Das dip hat konkret Stellung genommen zu den Ergebnissen der Sondierungsgespräche: GroKo und Pflege: nichts Halbes und nichts Ganzes! Darin finden wir diese Ausführungen: „Die Aussagen im Sondierungspapier zu Personaluntergrenzen und -bemessung in Kranken- häusern und in Pflegeeinrichtungen, zur Vergütungsentwicklung sowie zur Stärkung der Angehörigenpflege gehen schon in die richtige Richtung“, so wird Frank Weidner, der Leiter des DIP zitiert. »Der Pflegeforscher weist aber auch darauf hin, dass es zur ursächlichen Behebung der Pflegemisere in Deutschland deutlich mehr Mut und Inspiration braucht … Insbesondere die Tatsache, dass es im Sondierungspapier keine Konkretisierungen für einen Stellenausbau der Pflege im Krankenhaus gebe, wird von Weidner scharf kritisiert. Im Vergleich zu 1995 fehlen in den Krankenhäusern heute rund 25.000 Stellen für die Pflege, es gibt aber fast 60.000 Stellen für die Ärzte mehr. Heute werden fast 4 Mio. Patienten jährlich mehr behandelt als noch 1995. Eine Pflegefachperson muss sich heute um 60 Patienten im Jahr kümmern, 1995 waren es noch 45. Damals arbeiteten statistisch gesehen 3,5 Pflegefachkräfte mit einem Arzt zusammen, heute sind es nur noch zwei Pflegende pro Arzt. „Die Arbeitslast für jede einzelne Pflegefachkraft hat sich alleine dadurch verdoppelt, was auch negative Auswirkungen auf die Patientenversorgung hat. Die Pflege hat in den letzten 20 Jahren aufgrund des ökonomischen Drucks im Krankenhaus ganz wesentlich und mehr als alle anderen Berufsgruppen geblutet“, erläuterte Weidner.« Und zu den geplanten Personaluntergrenzen für alle bettanführenden Abteilungen: „das werden halt Grenzen nach unten sein, die bestenfalls verhindern, dass die Relationen noch schlechter werden“, so Weidner.

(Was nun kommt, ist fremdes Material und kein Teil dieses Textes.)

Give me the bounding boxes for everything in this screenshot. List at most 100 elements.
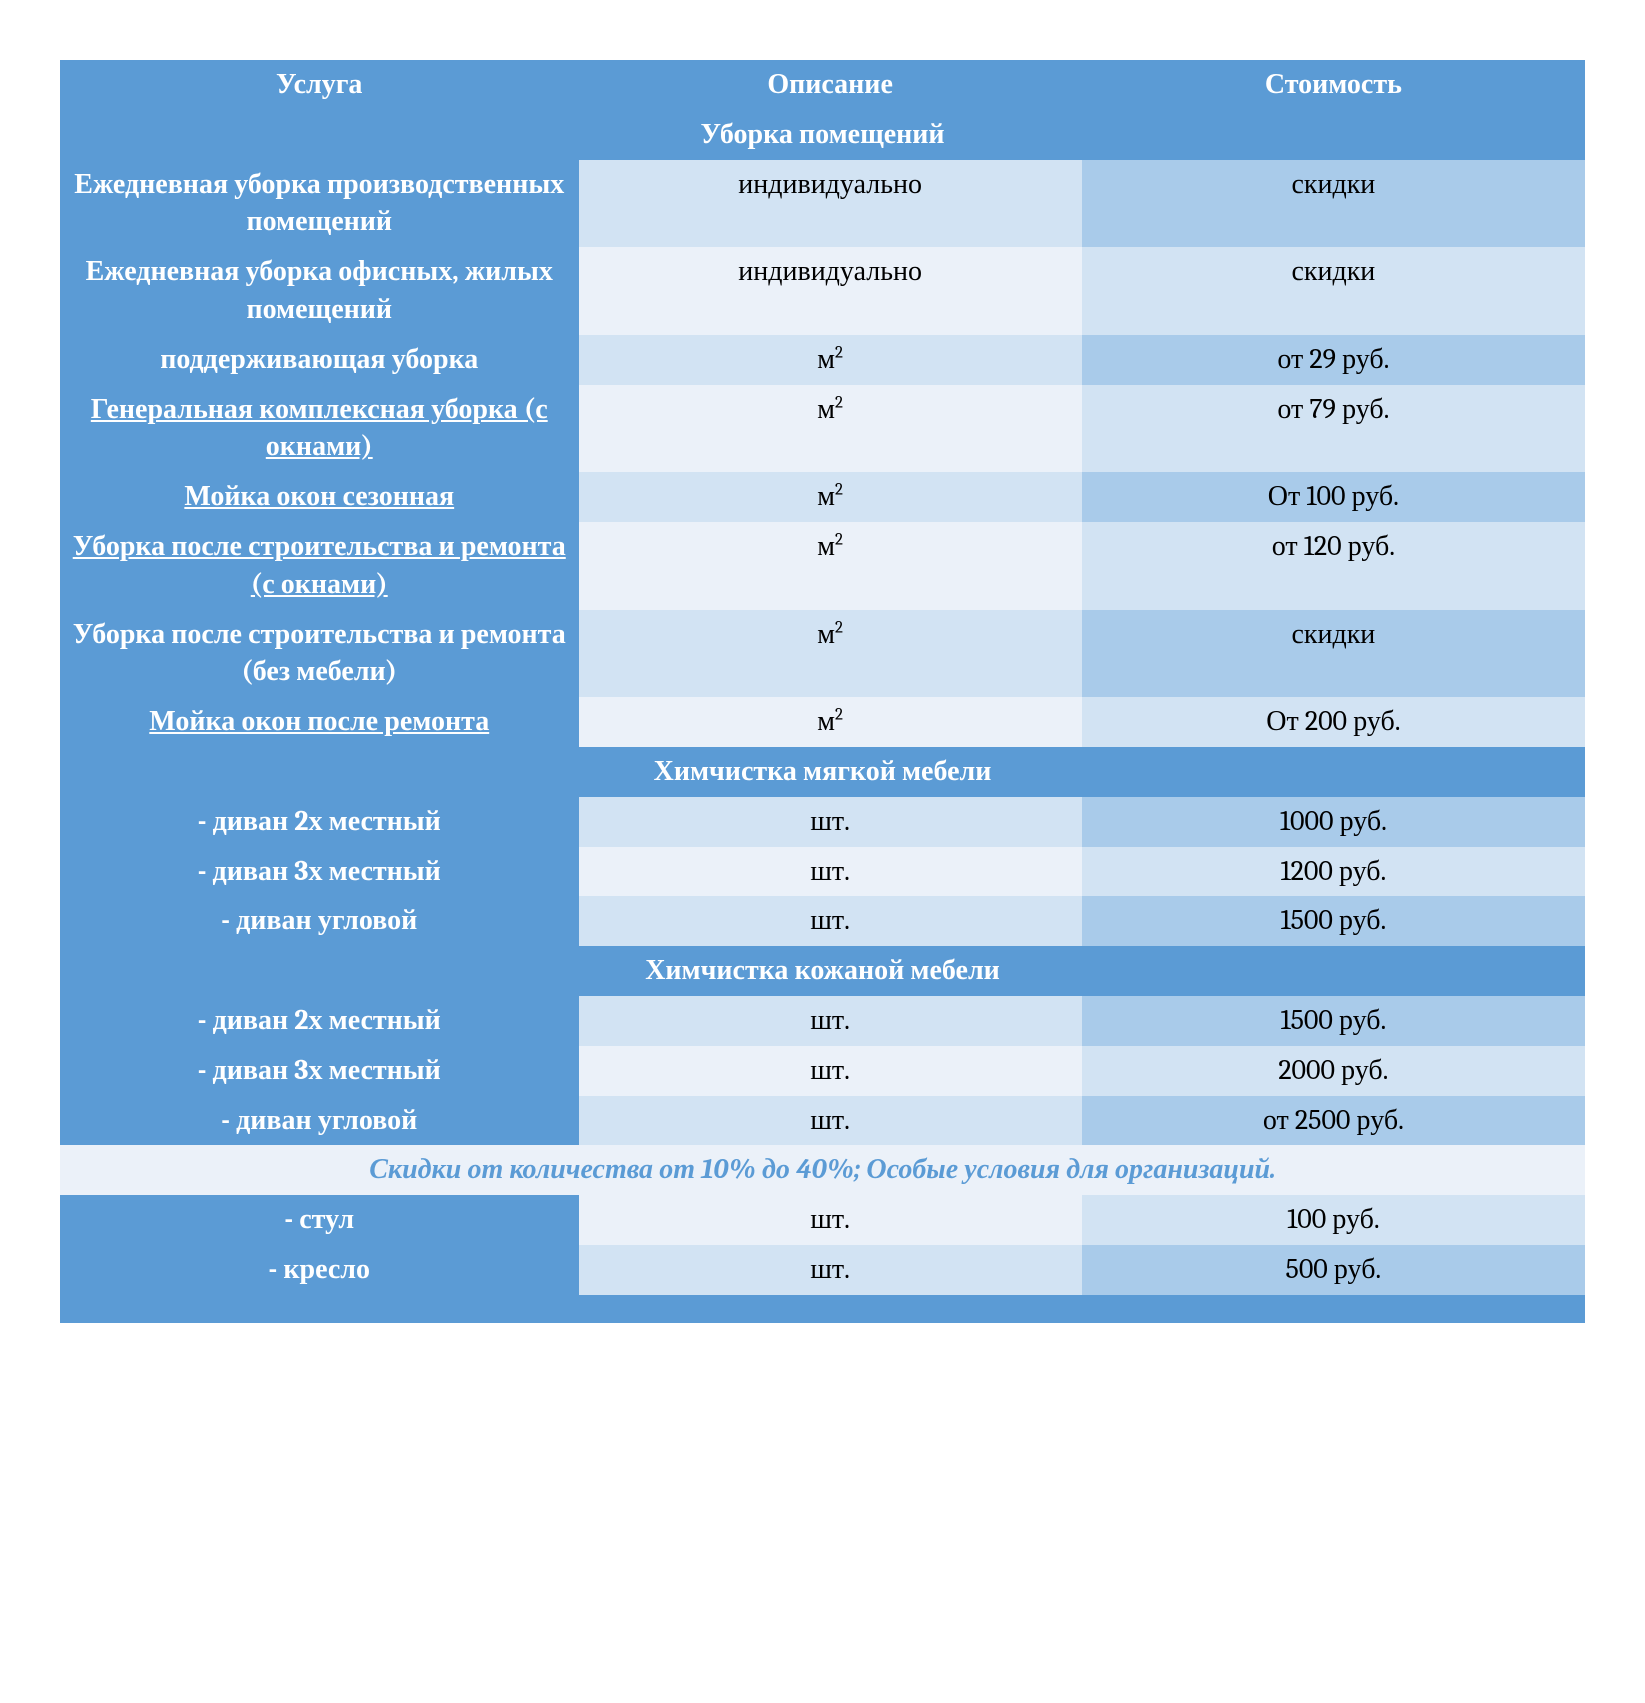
service-cell: - диван 3х местный [60,1046,579,1096]
table-row: Мойка окон после ремонта м2 От 200 руб. [60,697,1585,747]
service-cell: Ежедневная уборка офисных, жилых помещен… [60,247,579,335]
service-cell: - диван угловой [60,1096,579,1146]
price-value: 1500 руб. [1280,1004,1386,1036]
price-cell: 1200 руб. [1082,847,1585,897]
price-cell: скидки [1082,247,1585,335]
description-value: индивидуально [738,255,922,287]
section-title: Химчистка мягкой мебели [654,755,992,787]
description-value: шт. [810,855,850,887]
price-value: от 2500 руб. [1263,1104,1404,1136]
service-name: Уборка после строительства и ремонта (бе… [73,618,566,688]
description-value: м2 [817,618,843,650]
price-value: от 79 руб. [1277,393,1389,425]
table-row: - стул шт. 100 руб. [60,1195,1585,1245]
description-cell: шт. [579,1046,1082,1096]
service-name: Мойка окон после ремонта [149,705,489,737]
price-value: от 120 руб. [1272,530,1395,562]
column-header-label: Описание [767,68,893,100]
description-value: м2 [817,705,843,737]
description-value: шт. [810,1253,850,1285]
price-value: 2000 руб. [1278,1054,1388,1086]
price-value: От 200 руб. [1266,705,1400,737]
description-cell: м2 [579,335,1082,385]
price-cell: от 29 руб. [1082,335,1585,385]
price-value: 1200 руб. [1281,855,1387,887]
table-row: - диван 3х местный шт. 2000 руб. [60,1046,1585,1096]
description-cell: индивидуально [579,247,1082,335]
table-row: Ежедневная уборка офисных, жилых помещен… [60,247,1585,335]
service-name: - диван 3х местный [198,1054,441,1086]
column-header: Стоимость [1082,60,1585,110]
section-header: Химчистка мягкой мебели [60,747,1585,797]
service-cell: - диван 2х местный [60,797,579,847]
description-cell: м2 [579,472,1082,522]
price-value: 500 руб. [1286,1253,1382,1285]
table-row: поддерживающая уборкам2от 29 руб. [60,335,1585,385]
service-cell: Уборка после строительства и ремонта (с … [60,522,579,610]
column-header: Услуга [60,60,579,110]
table-row: Генеральная комплексная уборка (с окнами… [60,385,1585,473]
price-cell: от 2500 руб. [1082,1096,1585,1146]
price-cell: 1500 руб. [1082,996,1585,1046]
price-cell: 1000 руб. [1082,797,1585,847]
table-row: - диван угловой шт. от 2500 руб. [60,1096,1585,1146]
description-value: м2 [817,393,843,425]
table-row: Уборка после строительства и ремонта (с … [60,522,1585,610]
description-value: шт. [810,1054,850,1086]
price-value: 100 руб. [1287,1203,1380,1235]
section-title: Уборка помещений [700,118,944,150]
description-value: шт. [810,1203,850,1235]
description-cell: м2 [579,610,1082,698]
price-value: скидки [1291,618,1375,650]
description-value: шт. [810,805,850,837]
description-value: м2 [817,480,843,512]
price-cell: 2000 руб. [1082,1046,1585,1096]
table-row: - диван 3х местный шт. 1200 руб. [60,847,1585,897]
section-header: Уборка помещений [60,110,1585,160]
table-row: Уборка после строительства и ремонта (бе… [60,610,1585,698]
service-cell: Уборка после строительства и ремонта (бе… [60,610,579,698]
table-row: Ежедневная уборка производственных помещ… [60,160,1585,248]
price-cell: от 79 руб. [1082,385,1585,473]
price-value: 1500 руб. [1280,904,1386,936]
service-name: Уборка после строительства и ремонта (с … [73,530,566,600]
service-cell: - стул [60,1195,579,1245]
price-cell: скидки [1082,610,1585,698]
table-footer [60,1295,1585,1323]
price-cell: От 100 руб. [1082,472,1585,522]
table-row: Мойка окон сезонная м2 От 100 руб. [60,472,1585,522]
service-cell: - диван угловой [60,896,579,946]
description-cell: м2 [579,697,1082,747]
price-table: Услуга Описание Стоимость Уборка помещений Е… [60,60,1585,1323]
discount-note: Скидки от количества от 10% до 40%; Особ… [60,1145,1585,1195]
service-name: - стул [284,1203,354,1235]
description-value: м2 [817,530,843,562]
service-name: - диван 3х местный [198,855,441,887]
table-row: - диван угловой шт. 1500 руб. [60,896,1585,946]
description-cell: индивидуально [579,160,1082,248]
price-cell: От 200 руб. [1082,697,1585,747]
column-header-label: Услуга [276,68,362,100]
price-cell: 1500 руб. [1082,896,1585,946]
description-cell: м2 [579,522,1082,610]
discount-note-text: Скидки от количества от 10% до 40%; Особ… [369,1153,1276,1185]
description-cell: шт. [579,797,1082,847]
service-name: Ежедневная уборка офисных, жилых помещен… [86,255,553,325]
service-cell: поддерживающая уборка [60,335,579,385]
table-row: - кресло шт. 500 руб. [60,1245,1585,1295]
service-name: Ежедневная уборка производственных помещ… [74,168,564,238]
description-value: индивидуально [738,168,922,200]
service-name: - диван 2х местный [198,805,441,837]
description-value: шт. [810,1104,850,1136]
service-cell: - кресло [60,1245,579,1295]
description-value: шт. [810,904,850,936]
service-name: Мойка окон сезонная [184,480,454,512]
description-cell: шт. [579,1245,1082,1295]
description-cell: шт. [579,1096,1082,1146]
service-cell: Мойка окон после ремонта [60,697,579,747]
section-header: Химчистка кожаной мебели [60,946,1585,996]
service-name: Генеральная комплексная уборка (с окнами… [91,393,548,463]
price-cell: 500 руб. [1082,1245,1585,1295]
description-cell: м2 [579,385,1082,473]
service-cell: Ежедневная уборка производственных помещ… [60,160,579,248]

»In der stationären Langzeitpflege sind von der GroKo 8.000 zusätzliche Fachkraftstellen geplant … Bei rund 13.500 stationären Pflegeeinrichtungen in Deutschland sind das aber gerade einmal 0,6 Stellen pro Einrichtung. Das sei angesichts des enormen Drucks in den Altenheimen „nichts Halbes und nichts Ganzes“, meinte Weidner.«

Zum Abschluss noch das hier aus den Sondierungsergebnissen – was zugleich vielleicht die ganze Malaise der alten Neuen auf den Punkt bringt, die keine wirkliche Vision haben von dem, was auf der Mega-Baustelle Gesundheit und Pflege Not tut: »Wir wollen das Schulgeld für die Ausbildung in den Heilberufen abschaffen, so wie es in den Pflegeberufen bereits beschlossen wurde.« Dass man in diesen wichtigen Berufen kein Geld mehr mitbringen muss, um eine Ausbildung machen zu dürfen, das ist doch mal eine Botschaft. Zum Nachdenken.